Rencananya, revisi tersebut rampung pada Agustus 2022. Saleh mengimbau masyarakat agar melakukan pendaftaran kendaraannya ke MyPertamina. Meski belum menjelaskan secara spesifik indikator pembatasan kendaraan di atas 2.000 cc untuk membeli pertalite, Saleh menyebut hal itu sebagai anjuran agar kendaraan berkubikasi besar mengonsumsi jenis BBM yang lebih ramah lingkungan.
"Konsumsi (kendaraan) 2.000 cc ke atas itu besar juga bagi mobil-mobil lux (mewah). (Mobil-mobil itu) dianjurkan juga oleh pabrikan untuk mengonsumsi BBM dengan oktan tinggi yang lebih bersih," jelasnya.
Dalam sebuah kesempatan baru-baru ini, Saleh menyebutkan bahwa pembelian solar akan dibatasi bagi seluruh kendaraan pribadi pelat hitam. Namun, pembelian solar masih bisa dilakukan untuk kendaraan pribadi dengan bak terbuka.
Sebagai catatan, dalam revisi perpres yang tengah berlangsung, turut dipertimbangkan fungsi ekonomi dari tiap kriteria kendaraan bagi masyarakat.
"Kami mendapat masukan bahwa masih banyak kendaraan roda empat bak terbuka yang mengangkut pasir atau usaha kecil-kecil lainnya di kampung-kampung. Kalau dibatasi akan sangat menyulitkan," katanya.
Di sisi lain, transportasi umum dan angkutan barang dengan pelat kuning masih diberi akses untuk membeli solar. Alasannya, dua jenis angkutan itu berkontribusi pada kegiatan perekonomian dan sosial masyarakat.
Pertamina mencatat, 60 persen warga yang menikmati BBM bersubsidi termasuk golongan kaya. "Golongan kaya ini mengonsumsi hampir 80 persen dari total konsumsi BBM bersubsidi," terang Corporate Secretary Pertamina Patra Niaga Irto Ginting Kamis (30/6).

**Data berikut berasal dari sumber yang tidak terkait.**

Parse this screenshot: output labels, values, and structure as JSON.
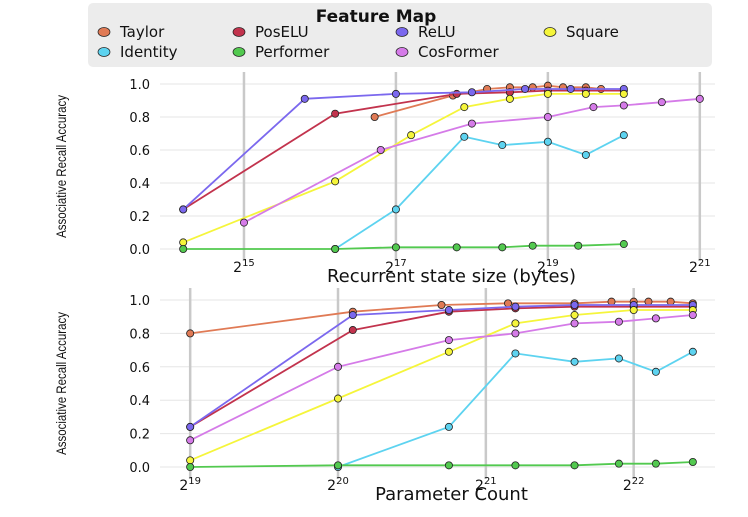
{
  "legend": {
    "title": "Feature Map",
    "placement": "top",
    "entries": [
      {
        "name": "Taylor",
        "color": "#e07a55"
      },
      {
        "name": "PosELU",
        "color": "#c2334d"
      },
      {
        "name": "ReLU",
        "color": "#7b68ee"
      },
      {
        "name": "Square",
        "color": "#f5f53b"
      },
      {
        "name": "Identity",
        "color": "#5dd3f0"
      },
      {
        "name": "Performer",
        "color": "#52c94f"
      },
      {
        "name": "CosFormer",
        "color": "#d57be8"
      }
    ]
  },
  "chart_data": [
    {
      "type": "line",
      "xscale": "log2",
      "xlabel": "Recurrent state size (bytes)",
      "ylabel": "Associative Recall Accuracy",
      "xlim": [
        14,
        21.2
      ],
      "ylim": [
        -0.03,
        1.03
      ],
      "grid": true,
      "xticks": [
        {
          "value": 15,
          "base": "2",
          "exp": "15"
        },
        {
          "value": 17,
          "base": "2",
          "exp": "17"
        },
        {
          "value": 19,
          "base": "2",
          "exp": "19"
        },
        {
          "value": 21,
          "base": "2",
          "exp": "21"
        }
      ],
      "yticks": [
        "0.0",
        "0.2",
        "0.4",
        "0.6",
        "0.8",
        "1.0"
      ],
      "series": [
        {
          "name": "Taylor",
          "x": [
            16.72,
            17.75,
            18.2,
            18.5,
            18.8,
            19.0,
            19.2,
            19.5,
            19.7
          ],
          "y": [
            0.8,
            0.93,
            0.97,
            0.98,
            0.98,
            0.99,
            0.98,
            0.98,
            0.97
          ]
        },
        {
          "name": "PosELU",
          "x": [
            14.2,
            16.2,
            17.8,
            18.5,
            19.0,
            19.5,
            20.0
          ],
          "y": [
            0.24,
            0.82,
            0.94,
            0.95,
            0.96,
            0.96,
            0.96
          ]
        },
        {
          "name": "ReLU",
          "x": [
            14.2,
            15.8,
            17.0,
            18.0,
            18.7,
            19.3,
            20.0
          ],
          "y": [
            0.24,
            0.91,
            0.94,
            0.95,
            0.97,
            0.97,
            0.97
          ]
        },
        {
          "name": "Square",
          "x": [
            14.2,
            16.2,
            17.2,
            17.9,
            18.5,
            19.0,
            19.5,
            20.0
          ],
          "y": [
            0.04,
            0.41,
            0.69,
            0.86,
            0.91,
            0.94,
            0.94,
            0.94
          ]
        },
        {
          "name": "Identity",
          "x": [
            16.2,
            17.0,
            17.9,
            18.4,
            19.0,
            19.5,
            20.0
          ],
          "y": [
            0.0,
            0.24,
            0.68,
            0.63,
            0.65,
            0.57,
            0.69
          ]
        },
        {
          "name": "Performer",
          "x": [
            14.2,
            16.2,
            17.0,
            17.8,
            18.4,
            18.8,
            19.4,
            20.0
          ],
          "y": [
            0.0,
            0.0,
            0.01,
            0.01,
            0.01,
            0.02,
            0.02,
            0.03
          ]
        },
        {
          "name": "CosFormer",
          "x": [
            15.0,
            16.8,
            18.0,
            19.0,
            19.6,
            20.0,
            20.5,
            21.0
          ],
          "y": [
            0.16,
            0.6,
            0.76,
            0.8,
            0.86,
            0.87,
            0.89,
            0.91
          ]
        }
      ]
    },
    {
      "type": "line",
      "xscale": "log2",
      "xlabel": "Parameter Count",
      "ylabel": "Associative Recall Accuracy",
      "xlim": [
        18.85,
        22.55
      ],
      "ylim": [
        -0.03,
        1.03
      ],
      "grid": true,
      "xticks": [
        {
          "value": 19,
          "base": "2",
          "exp": "19"
        },
        {
          "value": 20,
          "base": "2",
          "exp": "20"
        },
        {
          "value": 21,
          "base": "2",
          "exp": "21"
        },
        {
          "value": 22,
          "base": "2",
          "exp": "22"
        }
      ],
      "yticks": [
        "0.0",
        "0.2",
        "0.4",
        "0.6",
        "0.8",
        "1.0"
      ],
      "series": [
        {
          "name": "Taylor",
          "x": [
            19.0,
            20.1,
            20.7,
            21.15,
            21.6,
            21.85,
            22.0,
            22.1,
            22.25,
            22.4
          ],
          "y": [
            0.8,
            0.93,
            0.97,
            0.98,
            0.98,
            0.99,
            0.99,
            0.99,
            0.99,
            0.98
          ]
        },
        {
          "name": "PosELU",
          "x": [
            19.0,
            20.1,
            20.75,
            21.2,
            21.6,
            22.0,
            22.4
          ],
          "y": [
            0.24,
            0.82,
            0.93,
            0.95,
            0.96,
            0.96,
            0.96
          ]
        },
        {
          "name": "ReLU",
          "x": [
            19.0,
            20.1,
            20.75,
            21.2,
            21.6,
            22.0,
            22.4
          ],
          "y": [
            0.24,
            0.91,
            0.94,
            0.96,
            0.97,
            0.97,
            0.97
          ]
        },
        {
          "name": "Square",
          "x": [
            19.0,
            20.0,
            20.75,
            21.2,
            21.6,
            22.0,
            22.4
          ],
          "y": [
            0.04,
            0.41,
            0.69,
            0.86,
            0.91,
            0.94,
            0.94
          ]
        },
        {
          "name": "Identity",
          "x": [
            20.0,
            20.75,
            21.2,
            21.6,
            21.9,
            22.15,
            22.4
          ],
          "y": [
            0.0,
            0.24,
            0.68,
            0.63,
            0.65,
            0.57,
            0.69
          ]
        },
        {
          "name": "Performer",
          "x": [
            19.0,
            20.0,
            20.75,
            21.2,
            21.6,
            21.9,
            22.15,
            22.4
          ],
          "y": [
            0.0,
            0.01,
            0.01,
            0.01,
            0.01,
            0.02,
            0.02,
            0.03
          ]
        },
        {
          "name": "CosFormer",
          "x": [
            19.0,
            20.0,
            20.75,
            21.2,
            21.6,
            21.9,
            22.15,
            22.4
          ],
          "y": [
            0.16,
            0.6,
            0.76,
            0.8,
            0.86,
            0.87,
            0.89,
            0.91
          ]
        }
      ]
    }
  ]
}
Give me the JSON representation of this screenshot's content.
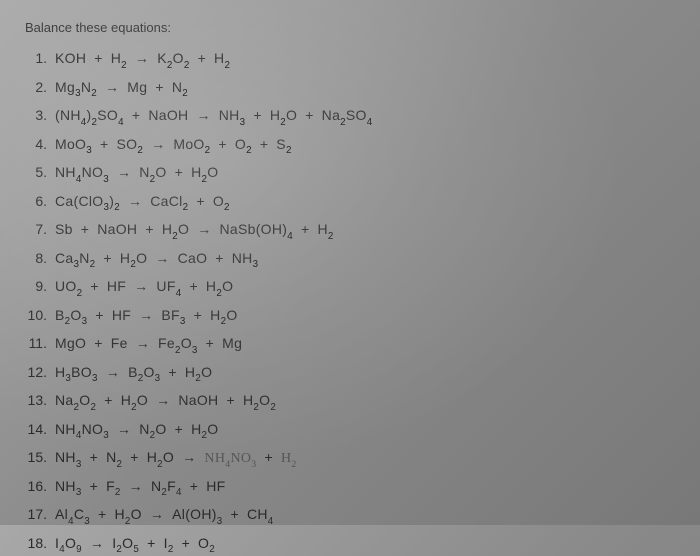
{
  "title": "Balance these equations:",
  "equations": [
    {
      "n": "1.",
      "parts": [
        "KOH",
        "+",
        "H₂",
        "→",
        "K₂O₂",
        "+",
        "H₂"
      ]
    },
    {
      "n": "2.",
      "parts": [
        "Mg₃N₂",
        "→",
        "Mg",
        "+",
        "N₂"
      ]
    },
    {
      "n": "3.",
      "parts": [
        "(NH₄)₂SO₄",
        "+",
        "NaOH",
        "→",
        "NH₃",
        "+",
        "H₂O",
        "+",
        "Na₂SO₄"
      ]
    },
    {
      "n": "4.",
      "parts": [
        "MoO₃",
        "+",
        "SO₂",
        "→",
        "MoO₂",
        "+",
        "O₂",
        "+",
        "S₂"
      ]
    },
    {
      "n": "5.",
      "parts": [
        "NH₄NO₃",
        "→",
        "N₂O",
        "+",
        "H₂O"
      ]
    },
    {
      "n": "6.",
      "parts": [
        "Ca(ClO₃)₂",
        "→",
        "CaCl₂",
        "+",
        "O₂"
      ]
    },
    {
      "n": "7.",
      "parts": [
        "Sb",
        "+",
        "NaOH",
        "+",
        "H₂O",
        "→",
        "NaSb(OH)₄",
        "+",
        "H₂"
      ]
    },
    {
      "n": "8.",
      "parts": [
        "Ca₃N₂",
        "+",
        "H₂O",
        "→",
        "CaO",
        "+",
        "NH₃"
      ]
    },
    {
      "n": "9.",
      "parts": [
        "UO₂",
        "+",
        "HF",
        "→",
        "UF₄",
        "+",
        "H₂O"
      ]
    },
    {
      "n": "10.",
      "parts": [
        "B₂O₃",
        "+",
        "HF",
        "→",
        "BF₃",
        "+",
        "H₂O"
      ]
    },
    {
      "n": "11.",
      "parts": [
        "MgO",
        "+",
        "Fe",
        "→",
        "Fe₂O₃",
        "+",
        "Mg"
      ]
    },
    {
      "n": "12.",
      "parts": [
        "H₃BO₃",
        "→",
        "B₂O₃",
        "+",
        "H₂O"
      ]
    },
    {
      "n": "13.",
      "parts": [
        "Na₂O₂",
        "+",
        "H₂O",
        "→",
        "NaOH",
        "+",
        "H₂O₂"
      ]
    },
    {
      "n": "14.",
      "parts": [
        "NH₄NO₃",
        "→",
        "N₂O",
        "+",
        "H₂O"
      ]
    },
    {
      "n": "15.",
      "parts": [
        "NH₃",
        "+",
        "N₂",
        "+",
        "H₂O",
        "→",
        "NH₄NO₃",
        "+",
        "H₂"
      ],
      "handwritten": true
    },
    {
      "n": "16.",
      "parts": [
        "NH₃",
        "+",
        "F₂",
        "→",
        "N₂F₄",
        "+",
        "HF"
      ]
    },
    {
      "n": "17.",
      "parts": [
        "Al₄C₃",
        "+",
        "H₂O",
        "→",
        "Al(OH)₃",
        "+",
        "CH₄"
      ]
    },
    {
      "n": "18.",
      "parts": [
        "I₄O₉",
        "→",
        "I₂O₅",
        "+",
        "I₂",
        "+",
        "O₂"
      ]
    }
  ],
  "colors": {
    "text": "#2a2a2a",
    "background": "#909090"
  }
}
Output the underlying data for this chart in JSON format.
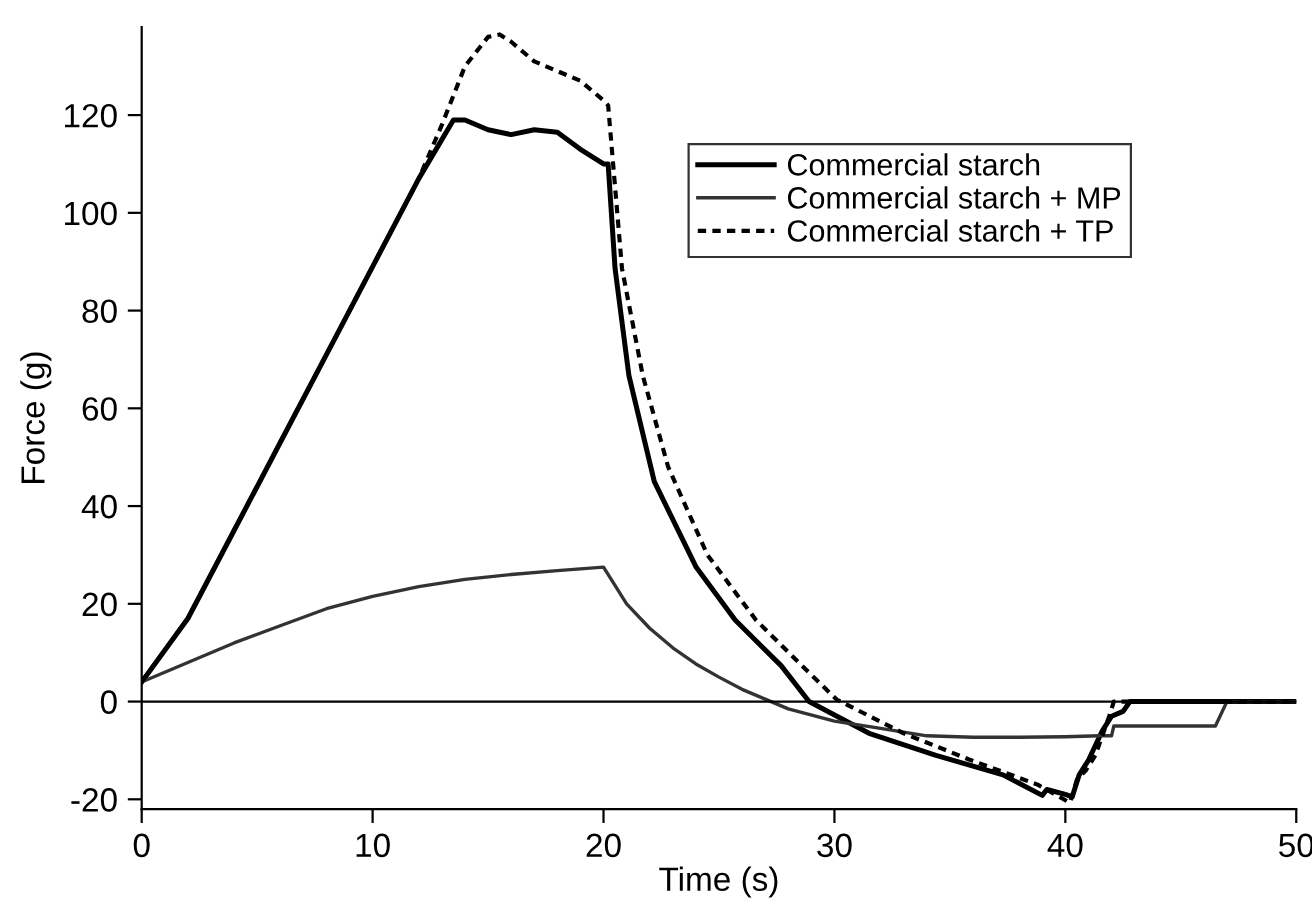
{
  "chart_data": {
    "type": "line",
    "xlabel": "Time (s)",
    "ylabel": "Force (g)",
    "xlim": [
      0,
      50
    ],
    "xticks": [
      0,
      10,
      20,
      30,
      40,
      50
    ],
    "ylim": [
      -22,
      138
    ],
    "yticks": [
      -20,
      0,
      20,
      40,
      60,
      80,
      100,
      120
    ],
    "grid": false,
    "legend": "top right",
    "marker": "none",
    "ref_lines": [
      {
        "axis": "y",
        "value": 0,
        "color": "#000000"
      }
    ],
    "series": [
      {
        "name": "Commercial starch",
        "color": "#000000",
        "line_style": "solid",
        "x": [
          0,
          2,
          4,
          6,
          8,
          10,
          12,
          13.5,
          14,
          15,
          16,
          17,
          18,
          19,
          20,
          20.2,
          20.5,
          21.1,
          22.2,
          24,
          25.7,
          27.7,
          28.9,
          31.5,
          34.4,
          37.3,
          39.0,
          39.2,
          40.0,
          40.3,
          40.6,
          41.0,
          41.3,
          41.6,
          42.0,
          42.5,
          42.8,
          50
        ],
        "values": [
          4,
          17,
          35,
          53,
          71,
          89,
          107,
          119,
          119,
          117,
          116,
          117,
          116.5,
          113,
          110,
          110,
          88.6,
          66.7,
          45,
          27.6,
          16.7,
          7.3,
          0,
          -6.5,
          -11,
          -15,
          -19.2,
          -18,
          -19,
          -19.5,
          -15,
          -12,
          -9,
          -6,
          -3,
          -2,
          0,
          0
        ]
      },
      {
        "name": "Commercial starch + MP",
        "color": "#333333",
        "line_style": "solid",
        "x": [
          0,
          2,
          4,
          6,
          8,
          10,
          12,
          14,
          16,
          18,
          20,
          21,
          22,
          23,
          24,
          25,
          26,
          27,
          28,
          30,
          32,
          34,
          36,
          38,
          40,
          41.5,
          42.0,
          42.1,
          46.5,
          46.8,
          47.0,
          50
        ],
        "values": [
          4,
          8,
          12,
          15.5,
          19,
          21.5,
          23.5,
          25,
          26,
          26.8,
          27.5,
          20,
          15,
          11,
          7.7,
          5,
          2.5,
          0.5,
          -1.5,
          -4,
          -5.5,
          -7,
          -7.3,
          -7.3,
          -7.2,
          -7,
          -7,
          -5,
          -5,
          -2,
          0,
          0
        ]
      },
      {
        "name": "Commercial starch + TP",
        "color": "#000000",
        "line_style": "dotted",
        "x": [
          0,
          2,
          4,
          6,
          8,
          10,
          11,
          12,
          13,
          14,
          15,
          15.5,
          16,
          17,
          18,
          19,
          20,
          20.2,
          20.8,
          21.7,
          22.8,
          24.5,
          26.6,
          28.6,
          30.1,
          33,
          35.8,
          38.8,
          40.2,
          40.5,
          40.9,
          41.3,
          41.6,
          41.9,
          42.1,
          50
        ],
        "values": [
          4,
          17,
          35,
          53,
          71,
          89,
          98,
          107,
          118,
          130,
          136,
          136.5,
          135,
          131,
          129,
          127,
          123,
          122,
          88.6,
          66.7,
          48,
          30,
          16.7,
          7.3,
          0.4,
          -6.5,
          -11.8,
          -17,
          -20.7,
          -16,
          -14,
          -11,
          -7,
          -3,
          0,
          0
        ]
      }
    ]
  }
}
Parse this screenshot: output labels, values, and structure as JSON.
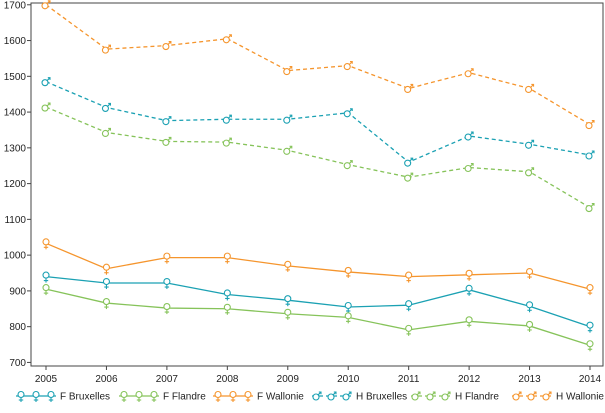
{
  "chart_data": {
    "type": "line",
    "categories": [
      "2005",
      "2006",
      "2007",
      "2008",
      "2009",
      "2010",
      "2011",
      "2012",
      "2013",
      "2014"
    ],
    "ylim": [
      690,
      1705
    ],
    "yticks": [
      700,
      800,
      900,
      1000,
      1100,
      1200,
      1300,
      1400,
      1500,
      1600,
      1700
    ],
    "grid": false,
    "legend_position": "bottom",
    "series": [
      {
        "name": "F Bruxelles",
        "color": "#1ba1b3",
        "dash": "solid",
        "marker": "female",
        "values": [
          940,
          922,
          922,
          890,
          874,
          855,
          860,
          903,
          857,
          800
        ]
      },
      {
        "name": "F Flandre",
        "color": "#86c35a",
        "dash": "solid",
        "marker": "female",
        "values": [
          905,
          866,
          852,
          850,
          836,
          826,
          791,
          815,
          802,
          748
        ]
      },
      {
        "name": "F Wallonie",
        "color": "#f5952d",
        "dash": "solid",
        "marker": "female",
        "values": [
          1033,
          962,
          993,
          993,
          970,
          953,
          940,
          945,
          950,
          905
        ]
      },
      {
        "name": "H Bruxelles",
        "color": "#1ba1b3",
        "dash": "dashed",
        "marker": "male",
        "values": [
          1485,
          1413,
          1376,
          1380,
          1380,
          1398,
          1260,
          1333,
          1310,
          1280
        ]
      },
      {
        "name": "H Flandre",
        "color": "#86c35a",
        "dash": "dashed",
        "marker": "male",
        "values": [
          1414,
          1343,
          1318,
          1316,
          1293,
          1253,
          1218,
          1245,
          1233,
          1133
        ]
      },
      {
        "name": "H Wallonie",
        "color": "#f5952d",
        "dash": "dashed",
        "marker": "male",
        "values": [
          1700,
          1576,
          1586,
          1605,
          1516,
          1530,
          1466,
          1510,
          1466,
          1365
        ]
      }
    ]
  }
}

Sementara itu, 40 persen masyarakat rentan dan miskin hanya mengonsumsi 20 persen dari total subsidi energi. Terkait wacana pembatasan penggunaan pertalite dan solar untuk mobil berkapasitas mesin 2.000 cc ke atas, pelaku industri otomotif memprediksi bahwa hal itu dalam jangka pendek belum memengaruhi penjualan secara signifikan di segmen tersebut.
Direktur Marketing PT Toyota Astra Motor (TAM) Anton Jimmy Suwandi mengatakan, banyak faktor yang memengaruhi permintaan di pasar otomotif, khususnya roda empat. Yang terbesar adalah kondisi ekonomi. "Karena biasanya membeli kendaraan sudah dipersiapkan jauh-jauh hari," ucap Anton saat dihubungi JPG.
Untuk jangka menengah dan panjang, Anton tak menutup kemungkinan bahwa hal itu bisa berdampak. "Belum tentu ke penurunan demand, tapi ke arah switching ke model-model lain. Bergantung kebutuhan mobilitasnya," tutur Anton.
Di sisi lain, Business Innovation and Sales & Marketing Director HPM Yusak Billy menilai kebijakan itu sejalan dengan tren dan kebutuhan konsumen untuk mobil dengan mesin lebih efisien, hemat, dan ramah lingkungan. Menurut dia, saat ini hampir seluruh mobil Honda di Indonesia berkapasitas 1.500 cc.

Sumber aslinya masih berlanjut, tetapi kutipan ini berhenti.